30 November 2008

Allan Holdsworth

On the 16th (that’s two weeks ago to you and me, Russ), a hearty gang of peeps and I went to Yoshi’s to see Allan Holdsworth with Chad Wackerman and Jimmy Johnson. Obviously it was great of course as you’d expect, but it was also verrah interestoing. Wackerman made what I thought was a strange mistake at the end of his first solo, apparently getting a bar ahead of the rest of the band! He had to do a loud snare count-off to get people back in synch, and then he was visibly upset. Holdsworth just gave him an eyebrow. It was cool, though; everyone was doing very well. On his next solo he was flawless and thus happy again.

Al lent me his Holdsworth instructional DVD which I highly recommend. It's a great in-studio concert with that same band, mixed in which Allan talking about the tunes and about his own personal music theory lessons. (The disc has an iPod-grade movie as a file as well as a PDF of the lesson booklet! Sweet.) Holdsworth claims that it’s best to figure out by yourself how chords and scales work, in your own way, but he also admits that you end up with personal terminology that nobody else understands. So in these lessons he has to translate his terms into standard terms, and it kind of gets in the way. There are two reasons to learn music theory, (1) to understand how stuff works and (2) to communicate your ideas to others, and a homebrew theory does not work for (2). It’s also more effort to achieve (1).

Although I disagree with his approach, I can’t argue with results, and the results are total fusion goodness.

One cool thing from the video is he spends some time on synthetic scales, including this weird one:

E – F# – G – A♭ – B♭ – C – C# – D – E

It’s surprisingly flexible, including a straightforward (ha ha) use as a sort of bi-tonal blues (E and B♭ major blues; C# and G minor blues).
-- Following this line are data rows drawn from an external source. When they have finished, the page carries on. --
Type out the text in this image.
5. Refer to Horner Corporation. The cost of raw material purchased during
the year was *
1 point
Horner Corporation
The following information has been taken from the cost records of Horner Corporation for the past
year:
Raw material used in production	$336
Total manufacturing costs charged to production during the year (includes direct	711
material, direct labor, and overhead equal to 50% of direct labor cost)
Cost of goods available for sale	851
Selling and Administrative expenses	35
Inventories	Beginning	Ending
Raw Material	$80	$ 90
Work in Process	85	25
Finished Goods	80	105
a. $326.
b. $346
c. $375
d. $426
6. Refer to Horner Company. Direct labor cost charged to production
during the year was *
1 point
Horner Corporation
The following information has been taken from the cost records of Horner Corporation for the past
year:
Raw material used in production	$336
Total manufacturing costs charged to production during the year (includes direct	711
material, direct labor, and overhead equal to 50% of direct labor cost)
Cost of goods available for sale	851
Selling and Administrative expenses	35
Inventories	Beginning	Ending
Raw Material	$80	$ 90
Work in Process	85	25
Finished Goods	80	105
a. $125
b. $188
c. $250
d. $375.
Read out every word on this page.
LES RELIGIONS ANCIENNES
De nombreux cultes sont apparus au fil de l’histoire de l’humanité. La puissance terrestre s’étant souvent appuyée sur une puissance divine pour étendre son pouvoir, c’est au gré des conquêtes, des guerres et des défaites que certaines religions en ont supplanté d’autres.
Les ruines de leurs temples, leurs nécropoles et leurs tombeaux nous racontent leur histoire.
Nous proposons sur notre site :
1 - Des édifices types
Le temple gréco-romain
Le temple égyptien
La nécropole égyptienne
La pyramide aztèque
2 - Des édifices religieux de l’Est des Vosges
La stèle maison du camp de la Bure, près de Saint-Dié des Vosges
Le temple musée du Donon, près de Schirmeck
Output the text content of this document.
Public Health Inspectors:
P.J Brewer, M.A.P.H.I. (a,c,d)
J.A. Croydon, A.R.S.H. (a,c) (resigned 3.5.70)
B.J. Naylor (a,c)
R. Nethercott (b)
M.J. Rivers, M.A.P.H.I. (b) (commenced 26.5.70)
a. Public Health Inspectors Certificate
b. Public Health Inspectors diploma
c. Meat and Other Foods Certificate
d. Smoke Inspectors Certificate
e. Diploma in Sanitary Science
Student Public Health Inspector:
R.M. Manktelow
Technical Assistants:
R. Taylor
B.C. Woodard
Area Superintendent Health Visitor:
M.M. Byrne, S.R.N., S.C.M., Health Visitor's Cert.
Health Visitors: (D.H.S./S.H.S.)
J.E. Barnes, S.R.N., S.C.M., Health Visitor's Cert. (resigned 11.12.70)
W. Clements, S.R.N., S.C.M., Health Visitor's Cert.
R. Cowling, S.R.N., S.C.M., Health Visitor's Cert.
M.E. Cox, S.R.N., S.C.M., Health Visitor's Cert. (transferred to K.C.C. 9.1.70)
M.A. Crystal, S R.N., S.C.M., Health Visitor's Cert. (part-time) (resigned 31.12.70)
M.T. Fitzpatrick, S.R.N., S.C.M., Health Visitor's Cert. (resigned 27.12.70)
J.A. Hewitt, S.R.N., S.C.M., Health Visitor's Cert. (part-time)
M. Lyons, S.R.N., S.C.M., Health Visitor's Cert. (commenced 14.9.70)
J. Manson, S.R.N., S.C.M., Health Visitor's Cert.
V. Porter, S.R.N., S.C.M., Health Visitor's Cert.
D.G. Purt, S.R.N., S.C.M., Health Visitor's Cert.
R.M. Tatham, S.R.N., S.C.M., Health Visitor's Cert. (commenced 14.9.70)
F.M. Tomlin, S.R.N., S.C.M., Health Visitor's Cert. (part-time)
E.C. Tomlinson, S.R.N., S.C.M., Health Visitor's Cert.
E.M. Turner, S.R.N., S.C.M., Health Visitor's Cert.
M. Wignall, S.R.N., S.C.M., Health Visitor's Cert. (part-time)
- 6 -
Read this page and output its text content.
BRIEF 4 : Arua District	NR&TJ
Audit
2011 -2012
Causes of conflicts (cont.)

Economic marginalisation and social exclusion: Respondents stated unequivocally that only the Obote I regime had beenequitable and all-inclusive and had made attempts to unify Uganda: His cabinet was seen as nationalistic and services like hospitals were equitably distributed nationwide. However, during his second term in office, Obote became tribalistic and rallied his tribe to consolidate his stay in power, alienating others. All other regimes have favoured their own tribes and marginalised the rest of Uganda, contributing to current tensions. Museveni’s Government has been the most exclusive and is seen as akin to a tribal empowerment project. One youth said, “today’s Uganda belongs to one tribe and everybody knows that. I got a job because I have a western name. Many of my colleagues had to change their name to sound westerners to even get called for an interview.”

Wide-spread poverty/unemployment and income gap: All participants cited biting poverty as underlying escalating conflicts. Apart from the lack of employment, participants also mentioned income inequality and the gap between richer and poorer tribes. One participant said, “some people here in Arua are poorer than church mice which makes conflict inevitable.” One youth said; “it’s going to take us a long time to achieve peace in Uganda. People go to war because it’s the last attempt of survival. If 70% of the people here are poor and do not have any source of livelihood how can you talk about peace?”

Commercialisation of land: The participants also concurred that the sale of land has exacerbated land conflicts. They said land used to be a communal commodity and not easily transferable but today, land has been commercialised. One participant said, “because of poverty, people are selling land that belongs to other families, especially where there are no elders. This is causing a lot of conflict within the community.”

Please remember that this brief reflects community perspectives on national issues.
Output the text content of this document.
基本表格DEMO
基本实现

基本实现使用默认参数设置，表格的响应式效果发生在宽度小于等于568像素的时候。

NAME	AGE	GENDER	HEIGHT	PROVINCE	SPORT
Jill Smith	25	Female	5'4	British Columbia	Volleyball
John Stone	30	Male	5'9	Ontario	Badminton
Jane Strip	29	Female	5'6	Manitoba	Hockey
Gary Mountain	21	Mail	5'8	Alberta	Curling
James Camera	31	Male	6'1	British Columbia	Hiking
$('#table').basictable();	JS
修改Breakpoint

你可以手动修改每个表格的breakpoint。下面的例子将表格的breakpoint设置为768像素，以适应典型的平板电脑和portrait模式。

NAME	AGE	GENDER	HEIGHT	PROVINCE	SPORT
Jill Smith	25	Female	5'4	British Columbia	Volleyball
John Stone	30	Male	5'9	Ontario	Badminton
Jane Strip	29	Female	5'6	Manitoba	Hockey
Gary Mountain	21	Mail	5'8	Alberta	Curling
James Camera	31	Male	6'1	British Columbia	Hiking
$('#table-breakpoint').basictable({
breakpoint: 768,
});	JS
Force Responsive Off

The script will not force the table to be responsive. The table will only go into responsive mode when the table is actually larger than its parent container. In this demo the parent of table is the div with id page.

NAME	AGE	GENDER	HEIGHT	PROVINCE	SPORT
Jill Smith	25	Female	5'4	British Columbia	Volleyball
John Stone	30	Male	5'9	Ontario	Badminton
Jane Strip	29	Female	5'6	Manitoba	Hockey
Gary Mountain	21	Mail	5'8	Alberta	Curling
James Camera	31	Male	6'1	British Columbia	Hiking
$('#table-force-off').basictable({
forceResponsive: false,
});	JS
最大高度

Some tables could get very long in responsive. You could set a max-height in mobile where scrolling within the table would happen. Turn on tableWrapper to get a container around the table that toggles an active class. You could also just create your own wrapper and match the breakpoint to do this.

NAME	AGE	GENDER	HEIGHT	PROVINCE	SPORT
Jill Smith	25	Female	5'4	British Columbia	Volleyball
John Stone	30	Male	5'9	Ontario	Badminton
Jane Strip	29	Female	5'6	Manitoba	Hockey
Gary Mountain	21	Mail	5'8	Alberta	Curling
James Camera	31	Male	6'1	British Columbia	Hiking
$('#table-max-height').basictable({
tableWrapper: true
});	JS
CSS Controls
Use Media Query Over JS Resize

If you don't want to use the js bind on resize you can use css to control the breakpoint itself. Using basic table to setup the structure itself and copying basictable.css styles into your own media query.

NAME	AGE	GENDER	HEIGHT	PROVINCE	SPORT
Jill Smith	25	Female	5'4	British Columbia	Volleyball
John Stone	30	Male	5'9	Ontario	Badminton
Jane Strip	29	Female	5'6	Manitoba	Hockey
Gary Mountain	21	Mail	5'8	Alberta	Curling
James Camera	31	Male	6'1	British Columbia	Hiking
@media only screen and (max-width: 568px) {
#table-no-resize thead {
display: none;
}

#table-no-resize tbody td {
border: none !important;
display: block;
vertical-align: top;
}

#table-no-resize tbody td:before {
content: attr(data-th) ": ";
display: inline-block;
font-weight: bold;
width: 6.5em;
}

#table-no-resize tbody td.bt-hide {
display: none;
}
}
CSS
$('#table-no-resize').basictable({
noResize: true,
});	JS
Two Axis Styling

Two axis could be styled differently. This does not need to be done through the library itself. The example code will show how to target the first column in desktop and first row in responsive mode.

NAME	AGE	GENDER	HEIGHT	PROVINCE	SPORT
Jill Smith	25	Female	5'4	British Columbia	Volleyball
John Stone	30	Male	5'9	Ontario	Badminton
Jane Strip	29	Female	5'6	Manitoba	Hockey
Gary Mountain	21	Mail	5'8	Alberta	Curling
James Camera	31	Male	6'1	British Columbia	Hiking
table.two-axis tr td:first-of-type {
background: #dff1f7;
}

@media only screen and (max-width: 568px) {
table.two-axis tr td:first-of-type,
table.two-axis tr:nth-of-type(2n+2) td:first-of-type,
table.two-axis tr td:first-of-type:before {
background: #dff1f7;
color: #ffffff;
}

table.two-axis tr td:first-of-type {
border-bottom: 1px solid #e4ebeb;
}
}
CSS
Currently listening to: The grinding of my laptop’s cooling fan

New Toy: DigiTech JamMan

I finally decided to get a looper, so yesterday I did a little reconnaissance. I went to Rocker Guitars knowing, as always, that I was in for a punch in the gut or two. (The Yelp reviews, both positive and negative, are accurate in my experience: Rocker is goat-asses that sell very nice gear.) All they had for delays/loops was a Visual Sound H20 ($189) and another thingie that I don’t remember but which also cost about 3 times as much as it should. The H20 makes a beautiful thick chorus and the delay is also decent (but short). I tried it out on a nice Strat into, of course, a Matchless. Great pedal, but not what I was looking for.

When I asked the salesdude if he ever gets anything with tap tempo and recording features, he snarled, “NEVAR. You’ll have to go to Guitar Center for that!”

I guess they hate making money. So, today I went to Oud Area and picked up a DigiTech JamMan. The first one was dead on arrival, so I had to drive back and return it. The second one works, nicely! It has all these terrible, non-analog, non-elitist features like a 1GB Compact Flash card, tap tempo, overdubbing, and what-have-you.

Also yesterday, I brought my Frankenstrat into Gary Brawer’s shop (their blog is also awesome) for a setup and a much-needed pickup replacement. (It had a neck Duncan JB in the bridge position, so the 6th and 1st strings sounded like fresh lutefisk.) I’m getting an EMG 85 in there, and it will rule. Gary Brawer always does awesome work. Joe Satriani was there, picking up two guitars, and his cell phone ring tone was the obligatory shred-rock noodle. Awesome!